Bare wall insurance is one of three approaches used for condominium insurance coverage. Under the “bare walls” approach, the condominium association insures only the bare structure of a single condominium building; structure, adaptations and furnishing of territories under collective ownership; and the association’s personal property, which is collectively owned. Under this methodology, individual unit owners are responsible for insuring building assets they own and use exclusively, such as sinks, built-in wardrobes, appliances, floors, and wallpaper (along with any upgrades and upgrades) in their individual owner-owned units. (HO) 6 or form of owners of premises. The other two methods of coordinating this coverage are the One Person Coverage and the All Inclusive Coverage. The rules and agreements of the condominium association usually specify which approach is required.
Insurance is a contractual relationship that arises when one party (the insurer), for a fee (premium), agrees to compensate the other party (the insured) for losses caused to a certain subject (risk) caused by certain unforeseen circumstances (hazards or dangers). The term ‘guarantee’, commonly used in England, is considered synonymous with ‘insurance’.

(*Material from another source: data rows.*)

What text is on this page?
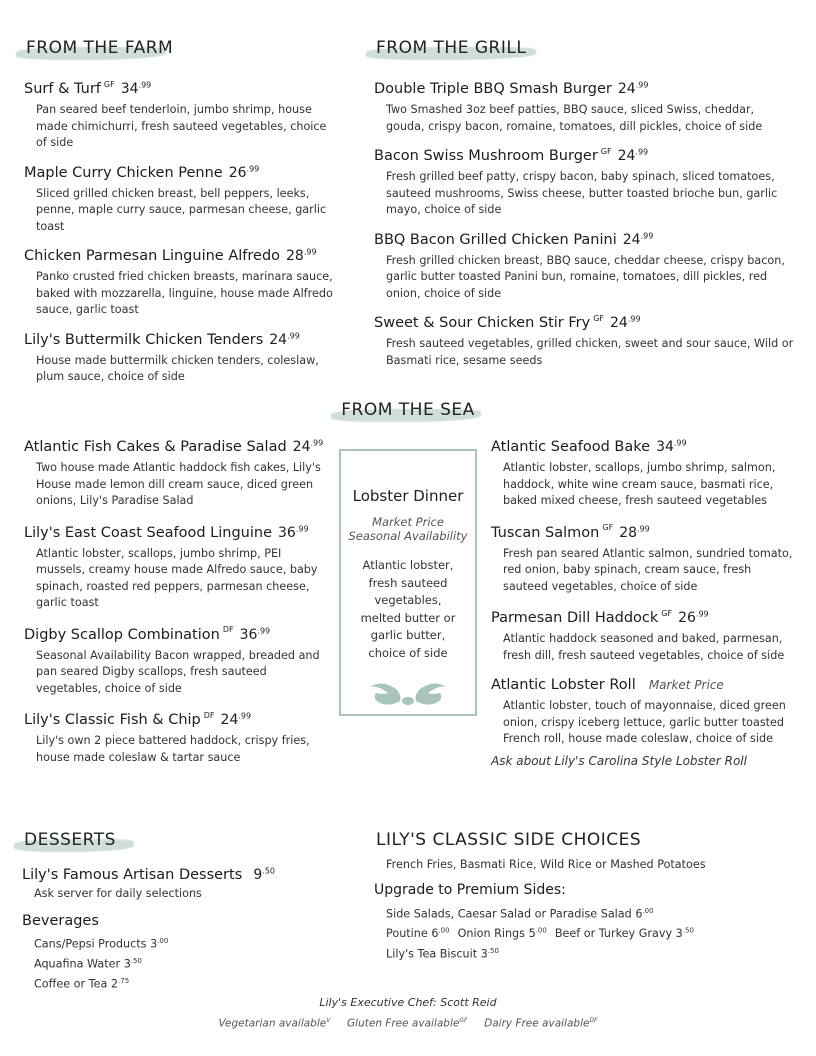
FROM THE FARM
Surf & Turf $^{GF}$ $34^{.99}$
Pan seared beef tenderloin, jumbo shrimp, house made chimichurri, fresh sauteed vegetables, choice of side
Maple Curry Chicken Penne $26^{.99}$
Sliced grilled chicken breast, bell peppers, leeks, penne, maple curry sauce, parmesan cheese, garlic toast
Chicken Parmesan Linguine Alfredo $28^{.99}$
Panko crusted fried chicken breasts, marinara sauce, baked with mozzarella, linguine, house made Alfredo sauce, garlic toast
Lily's Buttermilk Chicken Tenders $24^{.99}$
House made buttermilk chicken tenders, coleslaw, plum sauce, choice of side
FROM THE GRILL
Double Triple BBQ Smash Burger $24^{.99}$
Two Smashed 3oz beef patties, BBQ sauce, sliced Swiss, cheddar, gouda, crispy bacon, romaine, tomatoes, dill pickles, choice of side
Bacon Swiss Mushroom Burger $^{GF}$ $24^{.99}$
Fresh grilled beef patty, crispy bacon, baby spinach, sliced tomatoes, sauteed mushrooms, Swiss cheese, butter toasted brioche bun, garlic mayo, choice of side
BBQ Bacon Grilled Chicken Panini $24^{.99}$
Fresh grilled chicken breast, BBQ sauce, cheddar cheese, crispy bacon, garlic butter toasted Panini bun, romaine, tomatoes, dill pickles, red onion, choice of side
Sweet & Sour Chicken Stir Fry $^{GF}$ $24^{.99}$
Fresh sauteed vegetables, grilled chicken, sweet and sour sauce, Wild or Basmati rice, sesame seeds
FROM THE SEA
Atlantic Fish Cakes & Paradise Salad $24^{.99}$
Two house made Atlantic haddock fish cakes, Lily's House made lemon dill cream sauce, diced green onions, Lily's Paradise Salad
Lily's East Coast Seafood Linguine $36^{.99}$
Atlantic lobster, scallops, jumbo shrimp, PEI mussels, creamy house made Alfredo sauce, baby spinach, roasted red peppers, parmesan cheese, garlic toast
Digby Scallop Combination $^{DF}$ $36^{.99}$
Seasonal Availability Bacon wrapped, breaded and pan seared Digby scallops, fresh sauteed vegetables, choice of side
Lily's Classic Fish & Chip $^{DF}$ $24^{.99}$
Lily's own 2 piece battered haddock, crispy fries, house made coleslaw & tartar sauce
Lobster Dinner
Market Price
Seasonal Availability
Atlantic lobster, fresh sauteed vegetables, melted butter or garlic butter, choice of side
Atlantic Seafood Bake $34^{.99}$
Atlantic lobster, scallops, jumbo shrimp, salmon, haddock, white wine cream sauce, basmati rice, baked mixed cheese, fresh sauteed vegetables
Tuscan Salmon $^{GF}$ $28^{.99}$
Fresh pan seared Atlantic salmon, sundried tomato, red onion, baby spinach, cream sauce, fresh sauteed vegetables, choice of side
Parmesan Dill Haddock $^{GF}$ $26^{.99}$
Atlantic haddock seasoned and baked, parmesan, fresh dill, fresh sauteed vegetables, choice of side
Atlantic Lobster Roll Market Price
Atlantic lobster, touch of mayonnaise, diced green onion, crispy iceberg lettuce, garlic butter toasted French roll, house made coleslaw, choice of side
Ask about Lily's Carolina Style Lobster Roll
DESSERTS
Lily's Famous Artisan Desserts $9^{.50}$
Ask server for daily selections
Beverages
Cans/Pepsi Products $3^{.00}$
Aquafina Water $3^{.50}$
Coffee or Tea $2^{.75}$
LILY'S CLASSIC SIDE CHOICES
French Fries, Basmati Rice, Wild Rice or Mashed Potatoes
Upgrade to Premium Sides:
Side Salads, Caesar Salad or Paradise Salad $6^{.00}$
Poutine $6^{.00}$ Onion Rings $5^{.00}$ Beef or Turkey Gravy $3^{.50}$
Lily's Tea Biscuit $3^{.50}$
Lily's Executive Chef: Scott Reid
Vegetarian available$^V$ Gluten Free available$^{GF}$ Dairy Free available$^{DF}$
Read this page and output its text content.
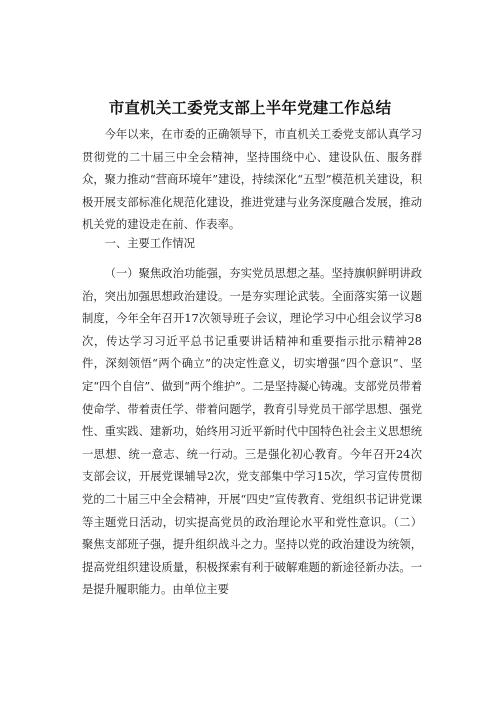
市直机关工委党支部上半年党建工作总结

今年以来，在市委的正确领导下，市直机关工委党支部认真学习贯彻党的二十届三中全会精神，坚持围绕中心、建设队伍、服务群众，聚力推动“营商环境年”建设，持续深化“五型”模范机关建设，积极开展支部标准化规范化建设，推进党建与业务深度融合发展，推动机关党的建设走在前、作表率。

一、主要工作情况

（一）聚焦政治功能强，夯实党员思想之基。坚持旗帜鲜明讲政治，突出加强思想政治建设。一是夯实理论武装。全面落实第一议题制度，今年全年召开17次领导班子会议，理论学习中心组会议学习8次，传达学习习近平总书记重要讲话精神和重要指示批示精神28件，深刻领悟“两个确立”的决定性意义，切实增强“四个意识”、坚定“四个自信”、做到“两个维护”。二是坚持凝心铸魂。支部党员带着使命学、带着责任学、带着问题学，教育引导党员干部学思想、强党性、重实践、建新功，始终用习近平新时代中国特色社会主义思想统一思想、统一意志、统一行动。三是强化初心教育。今年召开24次支部会议，开展党课辅导2次，党支部集中学习15次，学习宣传贯彻党的二十届三中全会精神，开展“四史”宣传教育、党组织书记讲党课等主题党日活动，切实提高党员的政治理论水平和党性意识。（二）聚焦支部班子强，提升组织战斗之力。坚持以党的政治建设为统领，提高党组织建设质量，积极探索有利于破解难题的新途径新办法。一是提升履职能力。由单位主要
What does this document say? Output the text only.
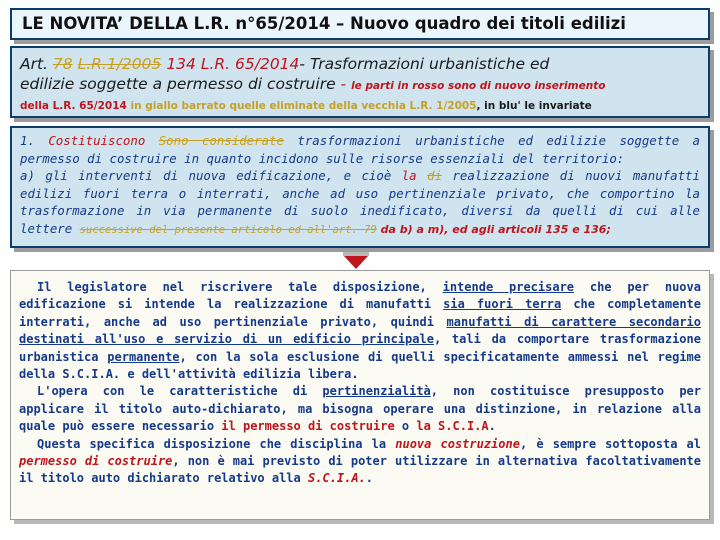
LE NOVITA’ DELLA L.R. n°65/2014 – Nuovo quadro dei titoli edilizi
Art. 78 L.R.1/2005 134 L.R. 65/2014- Trasformazioni urbanistiche ed
edilizie soggette a permesso di costruire - le parti in rosso sono di nuovo inserimento
della L.R. 65/2014 in giallo barrato quelle eliminate della vecchia L.R. 1/2005, in blu' le invariate
1. Costituiscono Sono considerate trasformazioni urbanistiche ed edilizie soggette a permesso di costruire in quanto incidono sulle risorse essenziali del territorio:
a) gli interventi di nuova edificazione, e cioè la di realizzazione di nuovi manufatti edilizi fuori terra o interrati, anche ad uso pertinenziale privato, che comportino la trasformazione in via permanente di suolo inedificato, diversi da quelli di cui alle lettere successive del presente articolo ed all'art. 79 da b) a m), ed agli articoli 135 e 136;

Il legislatore nel riscrivere tale disposizione, intende precisare che per nuova edificazione si intende la realizzazione di manufatti sia fuori terra che completamente interrati, anche ad uso pertinenziale privato, quindi manufatti di carattere secondario destinati all'uso e servizio di un edificio principale, tali da comportare trasformazione urbanistica permanente, con la sola esclusione di quelli specificatamente ammessi nel regime della S.C.I.A. e dell'attività edilizia libera.

L'opera con le caratteristiche di pertinenzialità, non costituisce presupposto per applicare il titolo auto-dichiarato, ma bisogna operare una distinzione, in relazione alla quale può essere necessario il permesso di costruire o la S.C.I.A.

Questa specifica disposizione che disciplina la nuova costruzione, è sempre sottoposta al permesso di costruire, non è mai previsto di poter utilizzare in alternativa facoltativamente il titolo auto dichiarato relativo alla S.C.I.A..
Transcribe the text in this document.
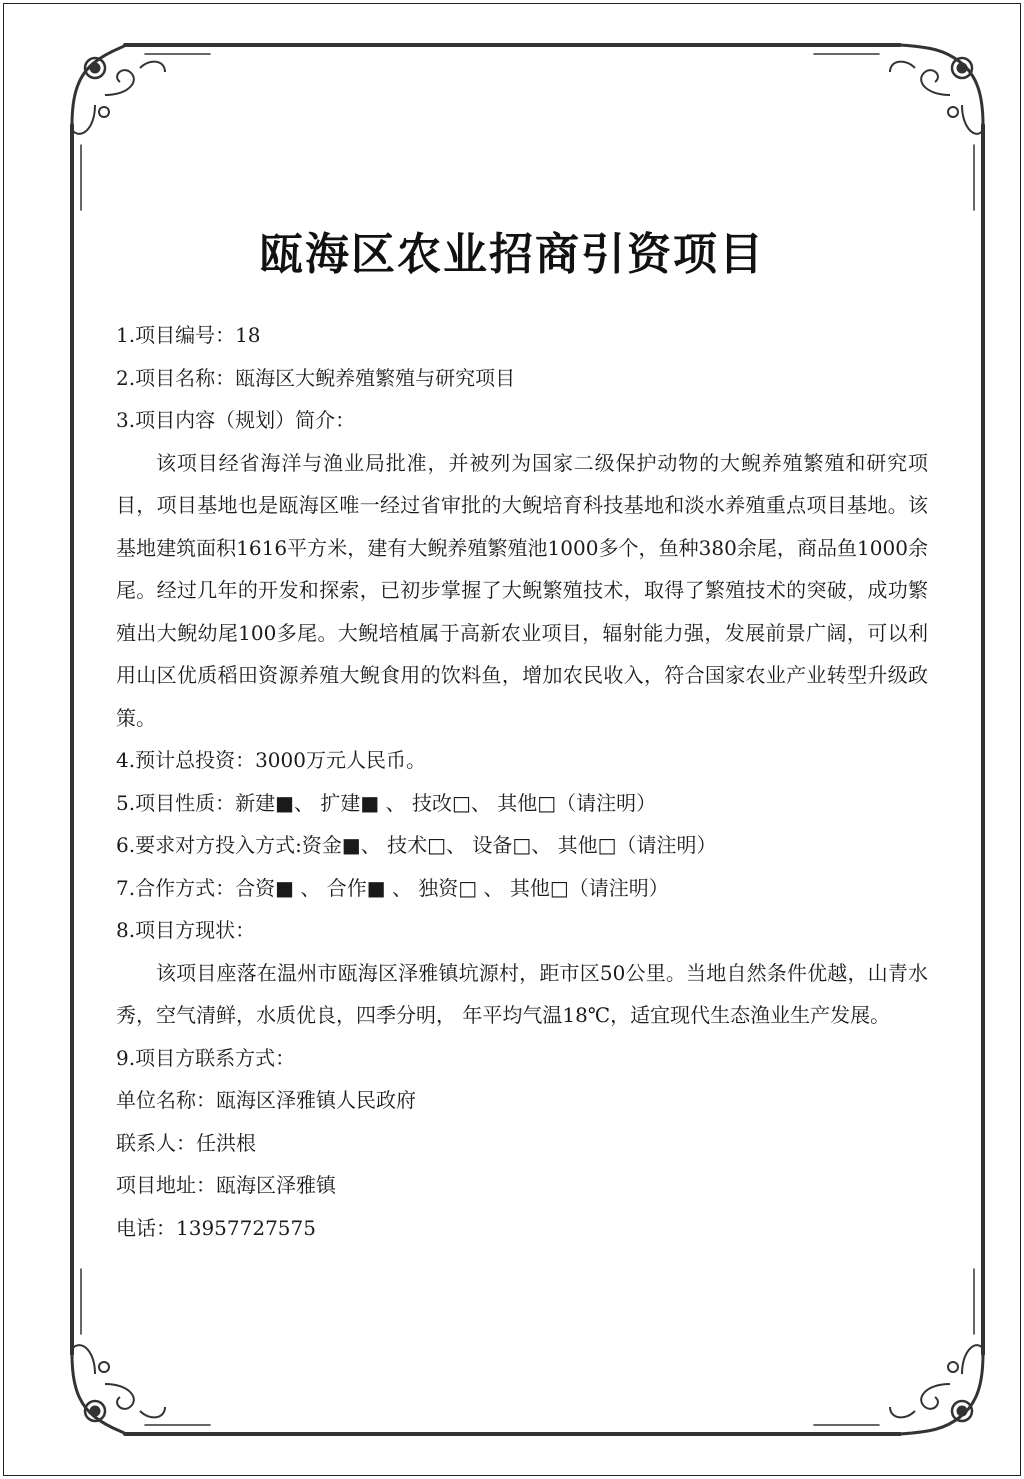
瓯海区农业招商引资项目

1.项目编号：18

2.项目名称：瓯海区大鲵养殖繁殖与研究项目

3.项目内容（规划）简介：

该项目经省海洋与渔业局批准，并被列为国家二级保护动物的大鲵养殖繁殖和研究项目，项目基地也是瓯海区唯一经过省审批的大鲵培育科技基地和淡水养殖重点项目基地。该基地建筑面积1616平方米，建有大鲵养殖繁殖池1000多个，鱼种380余尾，商品鱼1000余尾。经过几年的开发和探索，已初步掌握了大鲵繁殖技术，取得了繁殖技术的突破，成功繁殖出大鲵幼尾100多尾。大鲵培植属于高新农业项目，辐射能力强，发展前景广阔，可以利用山区优质稻田资源养殖大鲵食用的饮料鱼，增加农民收入，符合国家农业产业转型升级政策。

4.预计总投资：3000万元人民币。

5.项目性质：新建■、 扩建■ 、 技改□、 其他□（请注明）

6.要求对方投入方式:资金■、 技术□、 设备□、 其他□（请注明）

7.合作方式：合资■ 、 合作■ 、 独资□ 、 其他□（请注明）

8.项目方现状：

该项目座落在温州市瓯海区泽雅镇坑源村，距市区50公里。当地自然条件优越，山青水秀，空气清鲜，水质优良，四季分明， 年平均气温18℃，适宜现代生态渔业生产发展。

9.项目方联系方式：

单位名称：瓯海区泽雅镇人民政府

联系人：任洪根

项目地址：瓯海区泽雅镇

电话：13957727575
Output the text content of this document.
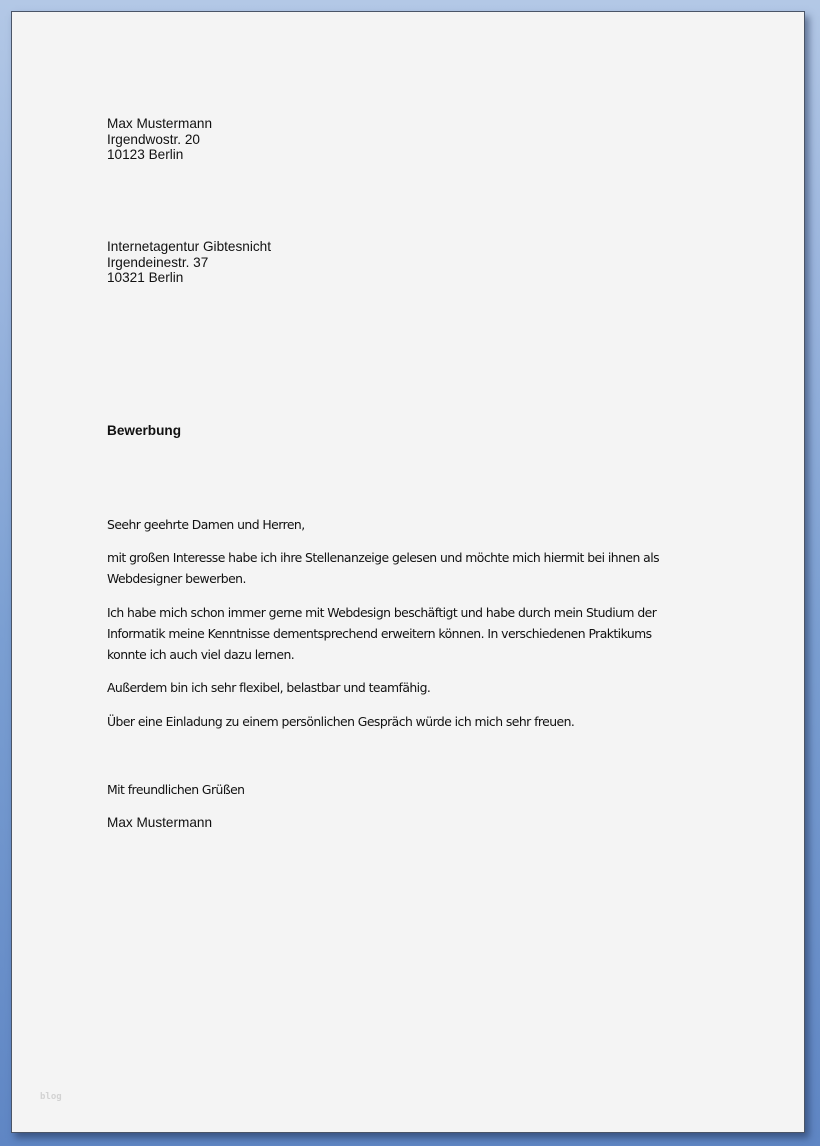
Max Mustermann
Irgendwostr. 20
10123 Berlin
Internetagentur Gibtesnicht
Irgendeinestr. 37
10321 Berlin
Bewerbung
Seehr geehrte Damen und Herren,
mit großen Interesse habe ich ihre Stellenanzeige gelesen und möchte mich hiermit bei ihnen als
Webdesigner bewerben.
Ich habe mich schon immer gerne mit Webdesign beschäftigt und habe durch mein Studium der
Informatik meine Kenntnisse dementsprechend erweitern können. In verschiedenen Praktikums
konnte ich auch viel dazu lernen.
Außerdem bin ich sehr flexibel, belastbar und teamfähig.
Über eine Einladung zu einem persönlichen Gespräch würde ich mich sehr freuen.
Mit freundlichen Grüßen
Max Mustermann
blog
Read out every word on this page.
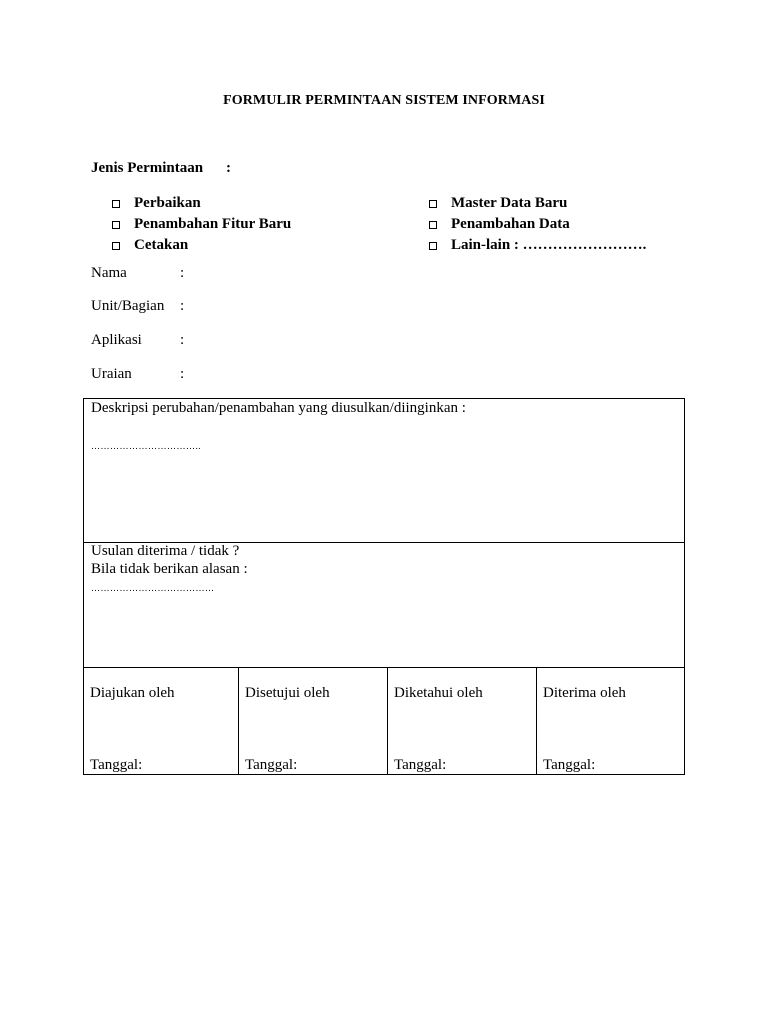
FORMULIR PERMINTAAN SISTEM INFORMASI
Jenis Permintaan :
Perbaikan
Penambahan Fitur Baru
Cetakan
Master Data Baru
Penambahan Data
Lain-lain : …………………….
Nama	:
Unit/Bagian :
Aplikasi	:
Uraian	:
Deskripsi perubahan/penambahan yang diusulkan/diinginkan :
……………………………..
Usulan diterima / tidak ?
Bila tidak berikan alasan :
…………………………………
Diajukan oleh
Tanggal:
Disetujui oleh
Tanggal:
Diketahui oleh
Tanggal:
Diterima oleh
Tanggal:
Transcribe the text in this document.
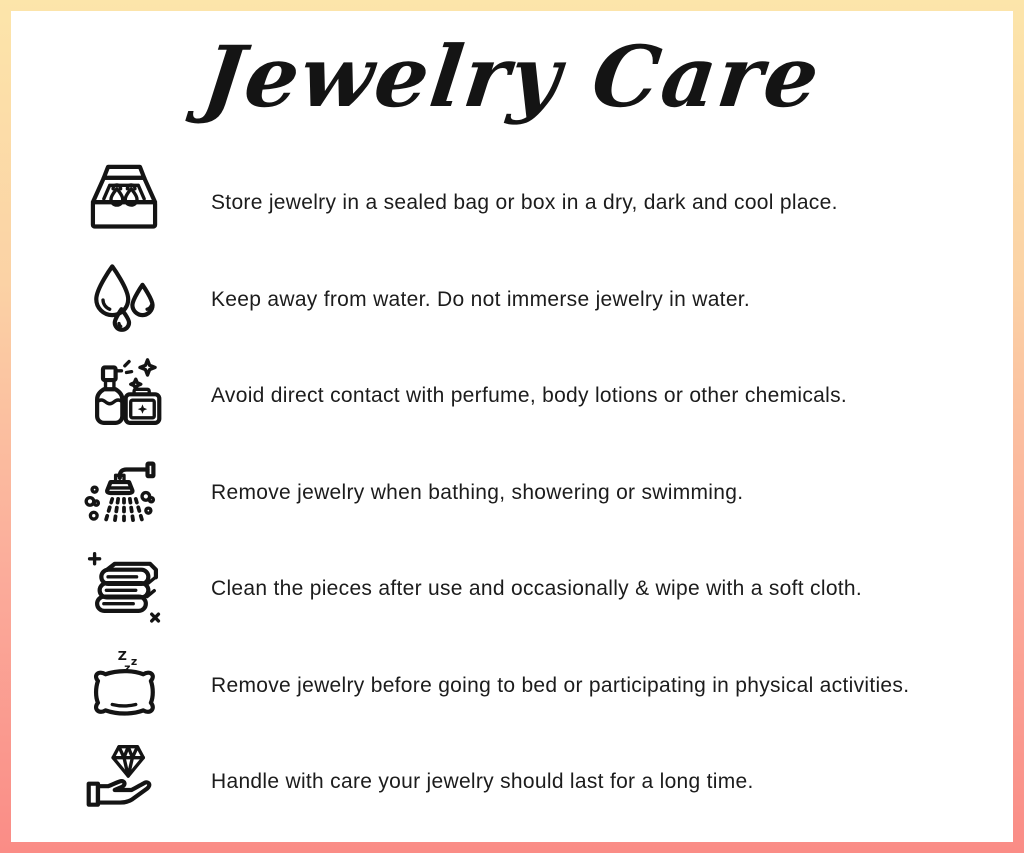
Jewelry Care

Store jewelry in a sealed bag or box in a dry, dark and cool place.

Keep away from water. Do not immerse jewelry in water.

Avoid direct contact with perfume, body lotions or other chemicals.

Remove jewelry when bathing, showering or swimming.

Clean the pieces after use and occasionally & wipe with a soft cloth.

Z z
z

Remove jewelry before going to bed or participating in physical activities.

Handle with care your jewelry should last for a long time.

The 10/10 Rule is a matter of analyzing and demonstrating the transfer of risk as a precondition for the use of reinsurance accounting, which was codified in the early 1990s with the adoption of Financial Accounting Standard (FAS) 113 (and its statutory counterpart, SSAP 62). FAS 113 itself was a response to alleged abuses and set the standard for testing whether something should be called an insurance contract. FAS 113 required that the transfer of risk be demonstrated by comparing the present value of the cash flows associated with the contract and, in particular, by exceeding certain thresholds of “significance” of risk. The thresholds, often referred to as the 9a and 9b tests, are: 9a. The reinsurer assumes significant insurance risk under the reinsured parts of the underlying insurance contracts. 9b. It is possible that the reinsurer could suffer a significant loss from the transaction. While neither “significant” nor “reasonably possible” was defined in this context, standard rules of thumb quickly emerged in the implementation of FAS 113. The most commonly cited is the “10/10 Rule”. This rule states that a contract reaches a threshold if there is at least a 10 percent chance that it will suffer a loss of 10 percent or more in present value (expressed as a percentage of the contract premium ceded).